Company share prices in the sector bombed immediately after the 11 September attacks, with many people fearing a strong recession. However, US consumer confidence in the economy and in their ability to travel safely recovered swiftly afterwards as there were no further attacks on the US, says Abate.
'Many of these stocks are significantly off their lows,' he adds. 'One of the things that drove sentiment towards the sector and caused us to look favourably at it during that period was that we thought we would see a continued decline in oil prices and that this would be a strong positive for the travel and leisure market.'
In fact, the opposite has happened, with the Middle East crisis and Iraq's decision to stop pumping oil for a month, oil prices have been pushed up significantly, he says.
Airlines in particular have been badly affected and, despite having cut back on capacity recently, are finding times tough, with ticket prices beginning to rise again as airlines struggle to maintain profitability.

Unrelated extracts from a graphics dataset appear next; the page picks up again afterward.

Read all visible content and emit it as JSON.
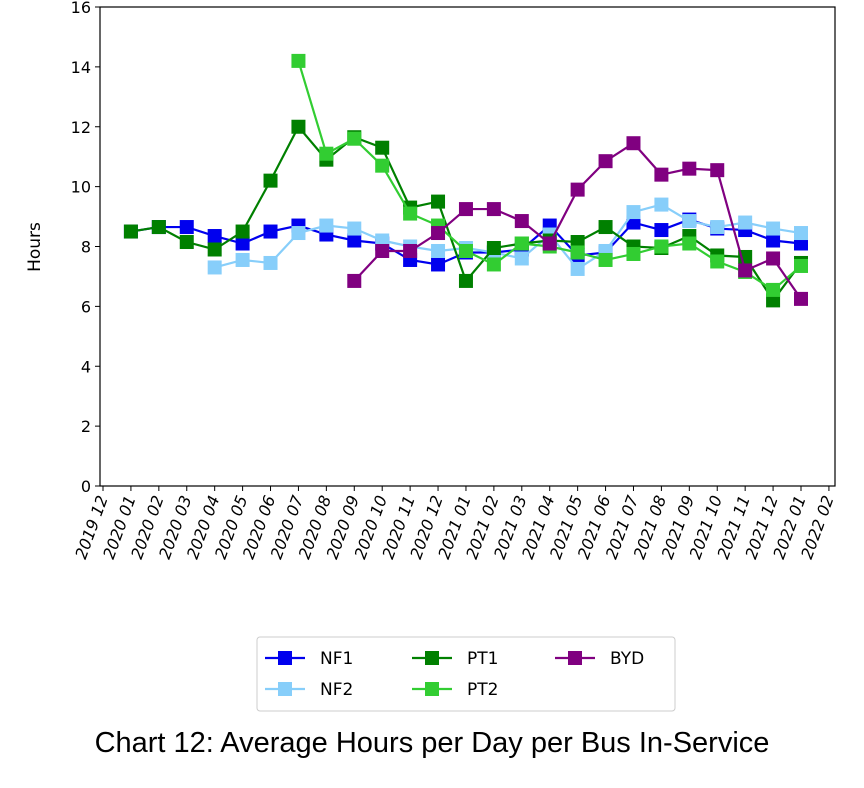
{
  "chart_data": {
    "type": "line",
    "title": "Chart 12: Average Hours per Day per Bus In-Service",
    "xlabel": "",
    "ylabel": "Hours",
    "ylim": [
      0,
      16
    ],
    "yticks": [
      0,
      2,
      4,
      6,
      8,
      10,
      12,
      14,
      16
    ],
    "xtick_labels": [
      "2019 12",
      "2020 01",
      "2020 02",
      "2020 03",
      "2020 04",
      "2020 05",
      "2020 06",
      "2020 07",
      "2020 08",
      "2020 09",
      "2020 10",
      "2020 11",
      "2020 12",
      "2021 01",
      "2021 02",
      "2021 03",
      "2021 04",
      "2021 05",
      "2021 06",
      "2021 07",
      "2021 08",
      "2021 09",
      "2021 10",
      "2021 11",
      "2021 12",
      "2022 01",
      "2022 02"
    ],
    "x": [
      "2020 01",
      "2020 02",
      "2020 03",
      "2020 04",
      "2020 05",
      "2020 06",
      "2020 07",
      "2020 08",
      "2020 09",
      "2020 10",
      "2020 11",
      "2020 12",
      "2021 01",
      "2021 02",
      "2021 03",
      "2021 04",
      "2021 05",
      "2021 06",
      "2021 07",
      "2021 08",
      "2021 09",
      "2021 10",
      "2021 11",
      "2021 12",
      "2022 01"
    ],
    "legend_position": "bottom-center",
    "series": [
      {
        "name": "NF1",
        "color": "#0000ee",
        "values": [
          8.5,
          8.65,
          8.65,
          8.35,
          8.1,
          8.5,
          8.7,
          8.4,
          8.2,
          8.1,
          7.55,
          7.4,
          7.8,
          7.8,
          7.9,
          8.7,
          7.7,
          7.8,
          8.8,
          8.55,
          8.9,
          8.6,
          8.55,
          8.2,
          8.1
        ]
      },
      {
        "name": "NF2",
        "color": "#87cefa",
        "values": [
          null,
          null,
          null,
          7.3,
          7.55,
          7.45,
          8.45,
          8.7,
          8.6,
          8.2,
          8.0,
          7.85,
          7.95,
          7.8,
          7.6,
          8.4,
          7.25,
          7.85,
          9.15,
          9.4,
          8.85,
          8.65,
          8.8,
          8.6,
          8.45
        ]
      },
      {
        "name": "PT1",
        "color": "#008000",
        "values": [
          8.5,
          8.65,
          8.15,
          7.9,
          8.5,
          10.2,
          12.0,
          10.9,
          11.65,
          11.3,
          9.3,
          9.5,
          6.85,
          7.95,
          8.1,
          8.2,
          8.15,
          8.65,
          8.0,
          7.95,
          8.35,
          7.7,
          7.65,
          6.2,
          7.45
        ]
      },
      {
        "name": "PT2",
        "color": "#32cd32",
        "values": [
          null,
          null,
          null,
          null,
          null,
          null,
          14.2,
          11.1,
          11.6,
          10.7,
          9.1,
          8.7,
          7.85,
          7.4,
          8.1,
          8.0,
          7.8,
          7.55,
          7.75,
          8.0,
          8.1,
          7.5,
          7.15,
          6.55,
          7.35
        ]
      },
      {
        "name": "BYD",
        "color": "#800080",
        "values": [
          null,
          null,
          null,
          null,
          null,
          null,
          null,
          null,
          6.85,
          7.85,
          7.85,
          8.45,
          9.25,
          9.25,
          8.85,
          8.1,
          9.9,
          10.85,
          11.45,
          10.4,
          10.6,
          10.55,
          7.2,
          7.6,
          6.25
        ]
      }
    ]
  }
}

Abate says: 'Hotels and the tourist industry are also suffering because of the high oil price. People are finding that their gasoline is a lot more expensive than it used to be and are becoming increasingly reluctant to drive long distances to go on vacation. The high oil prices have also come at a time when unemployment has risen. The average person on the street is not feeling confident right now and is watching the cents.'
Looking forward, in the immediate future, Abate cannot see anything that would lead to a radical improvement in fundamentals for the sector. Ultimately, people are travelling less, which means lower demand for hotels and high end leisure facilities.
Schroder Investment Management US equity fund manager, Philip Chappell, says the company added to its holdings in SouthWest Airlines and Carnival Cruises when they bottomed after 11 September and has been gradually trimming positions in recent weeks.
He is also looking carefully at the major hotel companies as he believes a round of consolidation may not be far off.
One obvious move, he says, would be for Hilton UK and Hilton US to create a global brand again. A natural step for British company Six Continents (formerly Bass) would be to acquire a US hotel operator, with Starwood appearing to be a good fit. At the moment, Schroders, despite being relatively positive on hotels and leisure, is slightly underweight the sector, reflecting its desire to see whether the fundamentals for continued growth are in place before it makes any significant moves in the market.
Chappell says: 'The deciding factor in all of this is the mood of the consumer. All the signs point to demand being pretty steady at them moment. Real incomes are strong, unemployment isn't getting any worse and affordability is high as inflation is low. The trouble is all this could change very quickly, particularly if fuel prices continue to rise.'
Many stocks are off their lows.
Unemployment appears to have stabilised.
Consolidation in hotels a possibility.